A Novel Porous Diffusion Model during Gas Desorption in Coal Based on Fractal Characteristics of Pore Structure

Abstract

In order to clarify the relationship between the conventional diffusion models and the time-dependent diffusion model during gas desorption, a porous diffusion model during gas desorption in coal was established by modeling the pore structure according to the porous diffusion theory and fractal theory. Gas diffusion processes were experimentally measured using a series of coal samples with different ranks and types under different gas equilibrium pressures. And the established theoretical model was furthermore verified by experimental data.
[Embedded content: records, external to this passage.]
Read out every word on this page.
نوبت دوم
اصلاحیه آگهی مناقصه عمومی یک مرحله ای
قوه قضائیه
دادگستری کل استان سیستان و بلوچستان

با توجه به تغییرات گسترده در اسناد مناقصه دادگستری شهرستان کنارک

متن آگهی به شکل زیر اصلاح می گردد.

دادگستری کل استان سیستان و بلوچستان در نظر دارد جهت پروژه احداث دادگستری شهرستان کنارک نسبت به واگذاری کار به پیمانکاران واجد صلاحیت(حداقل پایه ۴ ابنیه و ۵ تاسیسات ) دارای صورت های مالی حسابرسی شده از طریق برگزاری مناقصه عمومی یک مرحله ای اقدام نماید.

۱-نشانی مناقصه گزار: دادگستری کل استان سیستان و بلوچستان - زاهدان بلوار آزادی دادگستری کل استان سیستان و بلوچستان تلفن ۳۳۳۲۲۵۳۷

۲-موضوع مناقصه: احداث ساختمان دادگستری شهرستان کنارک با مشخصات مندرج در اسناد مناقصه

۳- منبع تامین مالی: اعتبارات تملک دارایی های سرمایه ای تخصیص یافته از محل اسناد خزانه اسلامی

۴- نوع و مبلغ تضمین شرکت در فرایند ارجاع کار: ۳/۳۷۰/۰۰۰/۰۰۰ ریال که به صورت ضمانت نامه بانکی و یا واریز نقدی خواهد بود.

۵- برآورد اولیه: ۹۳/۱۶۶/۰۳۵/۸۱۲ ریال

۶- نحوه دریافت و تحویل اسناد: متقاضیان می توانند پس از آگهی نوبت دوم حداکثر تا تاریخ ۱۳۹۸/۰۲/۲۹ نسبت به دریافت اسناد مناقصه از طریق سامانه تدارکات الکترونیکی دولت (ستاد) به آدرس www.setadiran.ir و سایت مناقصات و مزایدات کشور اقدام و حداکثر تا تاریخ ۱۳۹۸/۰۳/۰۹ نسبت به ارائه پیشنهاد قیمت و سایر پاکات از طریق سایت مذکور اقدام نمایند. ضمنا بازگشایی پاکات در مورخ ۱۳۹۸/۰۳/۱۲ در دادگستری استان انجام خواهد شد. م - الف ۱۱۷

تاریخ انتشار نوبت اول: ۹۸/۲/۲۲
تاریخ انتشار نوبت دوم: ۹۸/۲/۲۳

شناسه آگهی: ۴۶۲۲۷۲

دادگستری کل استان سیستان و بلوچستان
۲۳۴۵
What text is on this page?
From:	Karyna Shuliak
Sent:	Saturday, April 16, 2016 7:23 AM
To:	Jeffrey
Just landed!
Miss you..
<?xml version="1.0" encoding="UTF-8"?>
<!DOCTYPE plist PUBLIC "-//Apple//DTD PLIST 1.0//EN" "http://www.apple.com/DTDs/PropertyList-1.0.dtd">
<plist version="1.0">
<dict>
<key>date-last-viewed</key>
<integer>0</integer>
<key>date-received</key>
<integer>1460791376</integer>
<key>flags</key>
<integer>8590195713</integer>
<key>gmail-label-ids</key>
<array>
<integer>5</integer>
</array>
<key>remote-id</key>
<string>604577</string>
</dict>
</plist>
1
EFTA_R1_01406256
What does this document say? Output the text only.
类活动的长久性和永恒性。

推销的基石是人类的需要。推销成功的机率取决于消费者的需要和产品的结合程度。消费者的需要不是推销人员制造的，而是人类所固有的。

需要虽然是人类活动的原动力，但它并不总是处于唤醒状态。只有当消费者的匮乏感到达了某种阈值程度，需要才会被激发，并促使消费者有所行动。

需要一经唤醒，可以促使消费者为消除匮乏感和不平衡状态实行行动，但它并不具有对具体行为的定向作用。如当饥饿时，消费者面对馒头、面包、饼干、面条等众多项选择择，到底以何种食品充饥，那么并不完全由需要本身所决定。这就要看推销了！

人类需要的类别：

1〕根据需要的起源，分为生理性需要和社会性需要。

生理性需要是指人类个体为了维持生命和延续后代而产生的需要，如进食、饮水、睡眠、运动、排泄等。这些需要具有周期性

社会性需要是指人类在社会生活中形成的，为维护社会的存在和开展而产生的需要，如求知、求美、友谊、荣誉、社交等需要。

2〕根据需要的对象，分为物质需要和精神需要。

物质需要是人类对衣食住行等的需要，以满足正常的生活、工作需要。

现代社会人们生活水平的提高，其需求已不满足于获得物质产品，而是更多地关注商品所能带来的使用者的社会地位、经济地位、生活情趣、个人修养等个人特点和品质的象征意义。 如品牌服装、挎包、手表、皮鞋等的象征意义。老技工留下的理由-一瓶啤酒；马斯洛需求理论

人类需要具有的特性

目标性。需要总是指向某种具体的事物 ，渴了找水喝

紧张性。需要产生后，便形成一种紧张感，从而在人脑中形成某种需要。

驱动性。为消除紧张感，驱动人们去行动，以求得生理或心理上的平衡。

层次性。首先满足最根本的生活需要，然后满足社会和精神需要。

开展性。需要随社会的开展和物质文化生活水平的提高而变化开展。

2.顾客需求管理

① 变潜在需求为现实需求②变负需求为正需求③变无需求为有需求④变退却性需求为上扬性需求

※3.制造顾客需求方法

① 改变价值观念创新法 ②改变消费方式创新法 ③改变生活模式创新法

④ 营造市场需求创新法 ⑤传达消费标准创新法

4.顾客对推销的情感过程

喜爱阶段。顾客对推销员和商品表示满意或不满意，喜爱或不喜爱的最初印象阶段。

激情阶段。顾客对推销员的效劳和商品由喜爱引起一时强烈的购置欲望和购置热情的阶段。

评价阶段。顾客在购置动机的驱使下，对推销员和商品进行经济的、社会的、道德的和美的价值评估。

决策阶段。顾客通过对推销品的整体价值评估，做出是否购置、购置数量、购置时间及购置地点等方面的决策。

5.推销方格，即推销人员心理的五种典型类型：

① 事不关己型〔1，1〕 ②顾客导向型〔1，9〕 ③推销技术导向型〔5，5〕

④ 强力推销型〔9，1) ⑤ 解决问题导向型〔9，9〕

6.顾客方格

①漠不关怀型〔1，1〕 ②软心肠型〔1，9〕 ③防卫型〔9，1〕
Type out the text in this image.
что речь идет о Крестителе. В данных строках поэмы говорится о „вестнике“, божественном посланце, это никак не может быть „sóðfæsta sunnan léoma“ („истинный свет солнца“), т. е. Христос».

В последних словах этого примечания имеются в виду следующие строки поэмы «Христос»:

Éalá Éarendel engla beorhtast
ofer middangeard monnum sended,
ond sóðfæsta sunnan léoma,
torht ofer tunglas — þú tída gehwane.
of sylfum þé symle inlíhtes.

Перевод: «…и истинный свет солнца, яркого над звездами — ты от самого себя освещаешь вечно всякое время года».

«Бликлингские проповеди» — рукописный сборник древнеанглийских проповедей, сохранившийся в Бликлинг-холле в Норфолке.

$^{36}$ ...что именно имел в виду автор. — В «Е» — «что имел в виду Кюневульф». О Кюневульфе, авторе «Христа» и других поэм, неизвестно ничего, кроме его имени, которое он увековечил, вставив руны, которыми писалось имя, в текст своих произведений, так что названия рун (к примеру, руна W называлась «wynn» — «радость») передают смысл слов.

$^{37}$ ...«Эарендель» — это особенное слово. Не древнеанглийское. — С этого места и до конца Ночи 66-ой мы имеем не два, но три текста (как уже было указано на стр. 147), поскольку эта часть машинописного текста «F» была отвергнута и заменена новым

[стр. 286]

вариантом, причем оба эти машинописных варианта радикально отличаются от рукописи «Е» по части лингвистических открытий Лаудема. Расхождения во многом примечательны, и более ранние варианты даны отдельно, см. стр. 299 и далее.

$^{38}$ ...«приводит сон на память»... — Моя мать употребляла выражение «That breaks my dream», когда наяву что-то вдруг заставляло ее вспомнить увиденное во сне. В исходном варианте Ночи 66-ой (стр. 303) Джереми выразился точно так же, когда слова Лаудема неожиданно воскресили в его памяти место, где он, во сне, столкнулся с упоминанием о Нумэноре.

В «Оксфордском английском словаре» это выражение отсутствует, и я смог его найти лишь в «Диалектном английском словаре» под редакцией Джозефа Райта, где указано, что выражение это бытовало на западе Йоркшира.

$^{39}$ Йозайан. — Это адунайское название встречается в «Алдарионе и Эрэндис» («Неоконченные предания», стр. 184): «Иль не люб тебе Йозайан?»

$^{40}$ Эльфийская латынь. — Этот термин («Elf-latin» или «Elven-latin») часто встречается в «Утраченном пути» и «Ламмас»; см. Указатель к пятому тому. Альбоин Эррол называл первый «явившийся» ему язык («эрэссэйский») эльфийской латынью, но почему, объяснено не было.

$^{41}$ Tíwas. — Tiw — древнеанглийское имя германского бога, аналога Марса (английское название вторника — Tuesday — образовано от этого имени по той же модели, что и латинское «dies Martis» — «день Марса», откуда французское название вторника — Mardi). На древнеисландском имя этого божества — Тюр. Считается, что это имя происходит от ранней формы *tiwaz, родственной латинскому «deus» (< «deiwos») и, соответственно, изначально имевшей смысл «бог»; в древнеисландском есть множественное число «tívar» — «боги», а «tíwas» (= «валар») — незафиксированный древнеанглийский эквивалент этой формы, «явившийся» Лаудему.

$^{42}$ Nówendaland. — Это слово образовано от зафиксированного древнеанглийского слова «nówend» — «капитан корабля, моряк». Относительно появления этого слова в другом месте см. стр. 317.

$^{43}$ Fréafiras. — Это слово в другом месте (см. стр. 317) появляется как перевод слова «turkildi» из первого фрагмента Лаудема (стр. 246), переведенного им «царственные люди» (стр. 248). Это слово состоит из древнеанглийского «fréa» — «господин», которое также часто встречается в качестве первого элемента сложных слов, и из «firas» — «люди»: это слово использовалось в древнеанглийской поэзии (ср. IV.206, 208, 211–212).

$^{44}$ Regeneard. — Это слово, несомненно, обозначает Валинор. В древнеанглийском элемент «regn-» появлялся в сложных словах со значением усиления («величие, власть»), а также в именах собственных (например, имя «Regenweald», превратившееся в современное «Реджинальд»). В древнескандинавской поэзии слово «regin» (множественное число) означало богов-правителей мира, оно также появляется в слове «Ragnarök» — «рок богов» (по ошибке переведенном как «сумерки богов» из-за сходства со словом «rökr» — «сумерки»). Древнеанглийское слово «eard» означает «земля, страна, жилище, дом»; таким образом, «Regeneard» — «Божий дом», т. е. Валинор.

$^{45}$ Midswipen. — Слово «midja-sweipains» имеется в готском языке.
The theoretical data derived from the established porous diffusion model agreed well with the experimental data with correlation coefficients greater than 99.0%. The attenuation of diffusion coefficient during gas desorption was essentially attributed to the gradual decrease of the gas diffusion amount for large pores during unsteady diffusion of gas in porous media. The effective diffusion coefficient presented a first fast and then slow decreasing trend with the prolonged diffusion time. The diffusion coefficient increased with the increase of gas equilibrium pressure as well as the metamorphic grade and fragmentation degree of coal. The pore connectivity enhanced as the surface area proportion of larger pores increased, leading to an increase in the proportion of the gas diffusion quantity in larger pores and the diffusion coefficient and meanwhile a decrease in the fractal dimension. This study will provide theoretical support for in-depth understanding of the gas diffusion mechanism in gas-containing coal.